Two new studies, both announced today, point away from vaccines and toward genetic anomalies as potential causes of autism.
The first study, conducted by the CDC and announced through Reuters, was specifically focused on the question of whether children exposed to mercury in utero or through vaccines are more likely than other children to develop autism spectrum disorders. The answer, according to the study, is a definitive "no:" "It shows kids who had been exposed as babies to high levels of the preservative -- through vaccines they received or their mothers received while pregnant -- were no more likely to develop autism, including two distinct subtypes of the condition." In fact, an unexplained data point suggests that children who received mercury-bearing vaccines were actually LESS likely than others to develop autism.

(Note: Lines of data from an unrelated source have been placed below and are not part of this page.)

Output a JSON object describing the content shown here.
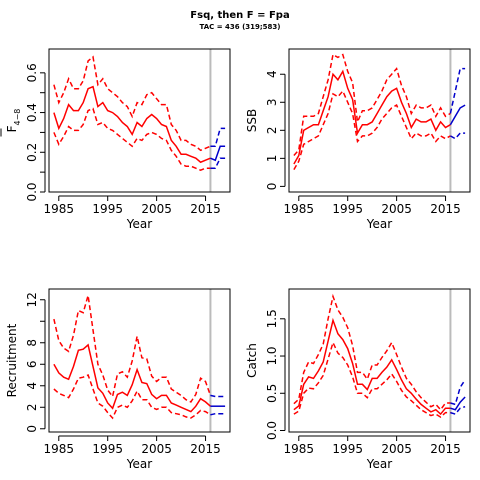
{
  "title": "Fsq, then F = Fpa",
  "subtitle": "TAC = 436 (319;583)",
  "colors": {
    "historical": "#ff0000",
    "projection": "#0000cc",
    "marker": "#bbbbbb"
  },
  "chart_data": [
    {
      "type": "line",
      "ylabel_main": "F",
      "ylabel_sub": "4−8",
      "xlabel": "Year",
      "xlim": [
        1983,
        2020
      ],
      "ylim": [
        0,
        0.72
      ],
      "xticks": [
        1985,
        1995,
        2005,
        2015
      ],
      "yticks": [
        0.0,
        0.1,
        0.2,
        0.3,
        0.4,
        0.5,
        0.6
      ],
      "yticklabels": [
        "0.0",
        "",
        "0.2",
        "",
        "0.4",
        "",
        "0.6"
      ],
      "marker_year": 2016,
      "x": [
        1984,
        1985,
        1986,
        1987,
        1988,
        1989,
        1990,
        1991,
        1992,
        1993,
        1994,
        1995,
        1996,
        1997,
        1998,
        1999,
        2000,
        2001,
        2002,
        2003,
        2004,
        2005,
        2006,
        2007,
        2008,
        2009,
        2010,
        2011,
        2012,
        2013,
        2014,
        2015,
        2016
      ],
      "series": [
        {
          "role": "estimate",
          "values": [
            0.4,
            0.32,
            0.37,
            0.44,
            0.41,
            0.41,
            0.45,
            0.52,
            0.53,
            0.43,
            0.45,
            0.41,
            0.4,
            0.38,
            0.35,
            0.33,
            0.29,
            0.35,
            0.33,
            0.37,
            0.39,
            0.37,
            0.34,
            0.33,
            0.26,
            0.23,
            0.19,
            0.19,
            0.18,
            0.17,
            0.15,
            0.16,
            0.17
          ]
        },
        {
          "role": "upper",
          "values": [
            0.54,
            0.45,
            0.5,
            0.57,
            0.52,
            0.52,
            0.56,
            0.66,
            0.68,
            0.54,
            0.57,
            0.52,
            0.5,
            0.48,
            0.45,
            0.43,
            0.38,
            0.45,
            0.44,
            0.49,
            0.5,
            0.47,
            0.44,
            0.44,
            0.34,
            0.31,
            0.26,
            0.26,
            0.24,
            0.23,
            0.21,
            0.22,
            0.23
          ]
        },
        {
          "role": "lower",
          "values": [
            0.3,
            0.24,
            0.28,
            0.33,
            0.31,
            0.31,
            0.34,
            0.41,
            0.42,
            0.34,
            0.35,
            0.32,
            0.31,
            0.29,
            0.27,
            0.25,
            0.23,
            0.27,
            0.26,
            0.29,
            0.3,
            0.29,
            0.27,
            0.26,
            0.21,
            0.18,
            0.14,
            0.13,
            0.13,
            0.12,
            0.11,
            0.12,
            0.12
          ]
        }
      ],
      "projection": {
        "x": [
          2016,
          2017,
          2018,
          2019
        ],
        "estimate": [
          0.17,
          0.16,
          0.23,
          0.23
        ],
        "upper": [
          0.23,
          0.23,
          0.32,
          0.32
        ],
        "lower": [
          0.12,
          0.12,
          0.17,
          0.17
        ]
      }
    },
    {
      "type": "line",
      "ylabel_main": "SSB",
      "ylabel_sub": "",
      "xlabel": "Year",
      "xlim": [
        1983,
        2020
      ],
      "ylim": [
        -0.2,
        4.9
      ],
      "xticks": [
        1985,
        1995,
        2005,
        2015
      ],
      "yticks": [
        0,
        1,
        2,
        3,
        4
      ],
      "yticklabels": [
        "0",
        "1",
        "2",
        "3",
        "4"
      ],
      "marker_year": 2016,
      "x": [
        1984,
        1985,
        1986,
        1987,
        1988,
        1989,
        1990,
        1991,
        1992,
        1993,
        1994,
        1995,
        1996,
        1997,
        1998,
        1999,
        2000,
        2001,
        2002,
        2003,
        2004,
        2005,
        2006,
        2007,
        2008,
        2009,
        2010,
        2011,
        2012,
        2013,
        2014,
        2015,
        2016
      ],
      "series": [
        {
          "role": "estimate",
          "values": [
            0.8,
            1.1,
            2.0,
            2.1,
            2.2,
            2.2,
            2.7,
            3.2,
            4.0,
            3.8,
            4.1,
            3.5,
            3.1,
            1.9,
            2.2,
            2.2,
            2.3,
            2.6,
            2.9,
            3.2,
            3.4,
            3.5,
            3.0,
            2.6,
            2.1,
            2.4,
            2.3,
            2.3,
            2.4,
            2.0,
            2.3,
            2.1,
            2.2
          ]
        },
        {
          "role": "upper",
          "values": [
            1.1,
            1.3,
            2.5,
            2.5,
            2.5,
            2.6,
            3.2,
            3.8,
            4.7,
            4.6,
            4.7,
            4.1,
            3.7,
            2.3,
            2.7,
            2.7,
            2.8,
            3.1,
            3.4,
            3.8,
            4.0,
            4.2,
            3.6,
            3.2,
            2.6,
            2.9,
            2.8,
            2.8,
            2.9,
            2.5,
            2.8,
            2.5,
            2.6
          ]
        },
        {
          "role": "lower",
          "values": [
            0.6,
            0.9,
            1.5,
            1.6,
            1.7,
            1.8,
            2.2,
            2.6,
            3.3,
            3.2,
            3.4,
            3.0,
            2.6,
            1.6,
            1.8,
            1.8,
            1.9,
            2.1,
            2.4,
            2.6,
            2.8,
            2.9,
            2.5,
            2.1,
            1.7,
            1.9,
            1.8,
            1.8,
            1.9,
            1.6,
            1.8,
            1.7,
            1.8
          ]
        }
      ],
      "projection": {
        "x": [
          2016,
          2017,
          2018,
          2019
        ],
        "estimate": [
          2.2,
          2.5,
          2.8,
          2.9
        ],
        "upper": [
          2.6,
          3.4,
          4.2,
          4.2
        ],
        "lower": [
          1.8,
          1.7,
          1.9,
          1.9
        ]
      }
    },
    {
      "type": "line",
      "ylabel_main": "Recruitment",
      "ylabel_sub": "",
      "xlabel": "Year",
      "xlim": [
        1983,
        2020
      ],
      "ylim": [
        -0.3,
        13.0
      ],
      "xticks": [
        1985,
        1995,
        2005,
        2015
      ],
      "yticks": [
        0,
        2,
        4,
        6,
        8,
        10,
        12
      ],
      "yticklabels": [
        "0",
        "2",
        "4",
        "6",
        "8",
        "",
        "12"
      ],
      "marker_year": 2016,
      "x": [
        1984,
        1985,
        1986,
        1987,
        1988,
        1989,
        1990,
        1991,
        1992,
        1993,
        1994,
        1995,
        1996,
        1997,
        1998,
        1999,
        2000,
        2001,
        2002,
        2003,
        2004,
        2005,
        2006,
        2007,
        2008,
        2009,
        2010,
        2011,
        2012,
        2013,
        2014,
        2015,
        2016
      ],
      "series": [
        {
          "role": "estimate",
          "values": [
            6.0,
            5.2,
            4.8,
            4.6,
            5.8,
            7.3,
            7.4,
            7.8,
            5.8,
            3.8,
            3.3,
            2.4,
            1.9,
            3.2,
            3.4,
            3.1,
            4.1,
            5.5,
            4.3,
            4.2,
            3.2,
            2.8,
            3.1,
            3.1,
            2.4,
            2.2,
            2.0,
            1.8,
            1.6,
            2.1,
            2.8,
            2.5,
            2.1
          ]
        },
        {
          "role": "upper",
          "values": [
            10.2,
            8.2,
            7.5,
            7.2,
            8.7,
            11.0,
            10.8,
            12.4,
            9.2,
            6.0,
            5.0,
            3.6,
            3.0,
            5.1,
            5.3,
            4.8,
            6.3,
            8.6,
            6.6,
            6.5,
            4.9,
            4.4,
            4.8,
            4.8,
            3.7,
            3.4,
            3.1,
            2.7,
            2.5,
            3.2,
            4.7,
            4.4,
            3.1
          ]
        },
        {
          "role": "lower",
          "values": [
            3.7,
            3.3,
            3.1,
            2.9,
            3.7,
            4.7,
            4.8,
            5.0,
            3.7,
            2.4,
            2.1,
            1.5,
            1.0,
            2.0,
            2.2,
            2.0,
            2.6,
            3.5,
            2.7,
            2.7,
            2.0,
            1.8,
            2.0,
            2.0,
            1.5,
            1.4,
            1.3,
            1.1,
            1.0,
            1.3,
            1.7,
            1.6,
            1.3
          ]
        }
      ],
      "projection": {
        "x": [
          2016,
          2017,
          2018,
          2019
        ],
        "estimate": [
          2.1,
          2.1,
          2.1,
          2.1
        ],
        "upper": [
          3.1,
          3.0,
          3.0,
          3.0
        ],
        "lower": [
          1.3,
          1.4,
          1.4,
          1.4
        ]
      }
    },
    {
      "type": "line",
      "ylabel_main": "Catch",
      "ylabel_sub": "",
      "xlabel": "Year",
      "xlim": [
        1983,
        2020
      ],
      "ylim": [
        -0.02,
        1.9
      ],
      "xticks": [
        1985,
        1995,
        2005,
        2015
      ],
      "yticks": [
        0.0,
        0.5,
        1.0,
        1.5
      ],
      "yticklabels": [
        "0.0",
        "0.5",
        "1.0",
        "1.5"
      ],
      "marker_year": 2016,
      "x": [
        1984,
        1985,
        1986,
        1987,
        1988,
        1989,
        1990,
        1991,
        1992,
        1993,
        1994,
        1995,
        1996,
        1997,
        1998,
        1999,
        2000,
        2001,
        2002,
        2003,
        2004,
        2005,
        2006,
        2007,
        2008,
        2009,
        2010,
        2011,
        2012,
        2013,
        2014,
        2015,
        2016
      ],
      "series": [
        {
          "role": "estimate",
          "values": [
            0.28,
            0.33,
            0.62,
            0.72,
            0.7,
            0.8,
            0.92,
            1.2,
            1.48,
            1.3,
            1.22,
            1.1,
            0.9,
            0.62,
            0.62,
            0.55,
            0.7,
            0.7,
            0.78,
            0.85,
            0.95,
            0.82,
            0.68,
            0.56,
            0.5,
            0.42,
            0.35,
            0.3,
            0.25,
            0.28,
            0.22,
            0.3,
            0.3
          ]
        },
        {
          "role": "upper",
          "values": [
            0.36,
            0.42,
            0.78,
            0.92,
            0.9,
            1.02,
            1.16,
            1.5,
            1.8,
            1.62,
            1.52,
            1.38,
            1.14,
            0.78,
            0.78,
            0.69,
            0.88,
            0.88,
            0.98,
            1.07,
            1.18,
            1.02,
            0.85,
            0.7,
            0.62,
            0.52,
            0.44,
            0.38,
            0.32,
            0.35,
            0.28,
            0.37,
            0.37
          ]
        },
        {
          "role": "lower",
          "values": [
            0.22,
            0.26,
            0.5,
            0.57,
            0.56,
            0.64,
            0.74,
            0.96,
            1.18,
            1.04,
            0.98,
            0.88,
            0.72,
            0.5,
            0.5,
            0.44,
            0.56,
            0.56,
            0.62,
            0.68,
            0.76,
            0.66,
            0.54,
            0.45,
            0.4,
            0.34,
            0.28,
            0.24,
            0.2,
            0.22,
            0.18,
            0.24,
            0.24
          ]
        }
      ],
      "projection": {
        "x": [
          2016,
          2017,
          2018,
          2019
        ],
        "estimate": [
          0.3,
          0.28,
          0.38,
          0.45
        ],
        "upper": [
          0.37,
          0.35,
          0.58,
          0.68
        ],
        "lower": [
          0.24,
          0.22,
          0.3,
          0.32
        ]
      }
    }
  ]
}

The second study, conducted by an international team of researchers, describes a genetically-linked "misfold" in neural protein as a possible cause of autism. According to Newswise: "...misfolding of a protein called neuroligin-3, due to gene mutations, results in trafficking deficiencies that may lead to abnormal communications between neurons. Genetic misfolding of neuroligins is thought to prevent normal formation and function of neuronal synapses. The gene mutation has been documented in patients with autism." This study, which relates to earlier research into brain proteins, is interesting - but may not be of any immediate practical use to families. Says one researcher: "We may be able to find a treatment to fix a cell in culture, but to rescue function in vivo may not be feasible with the same strategy."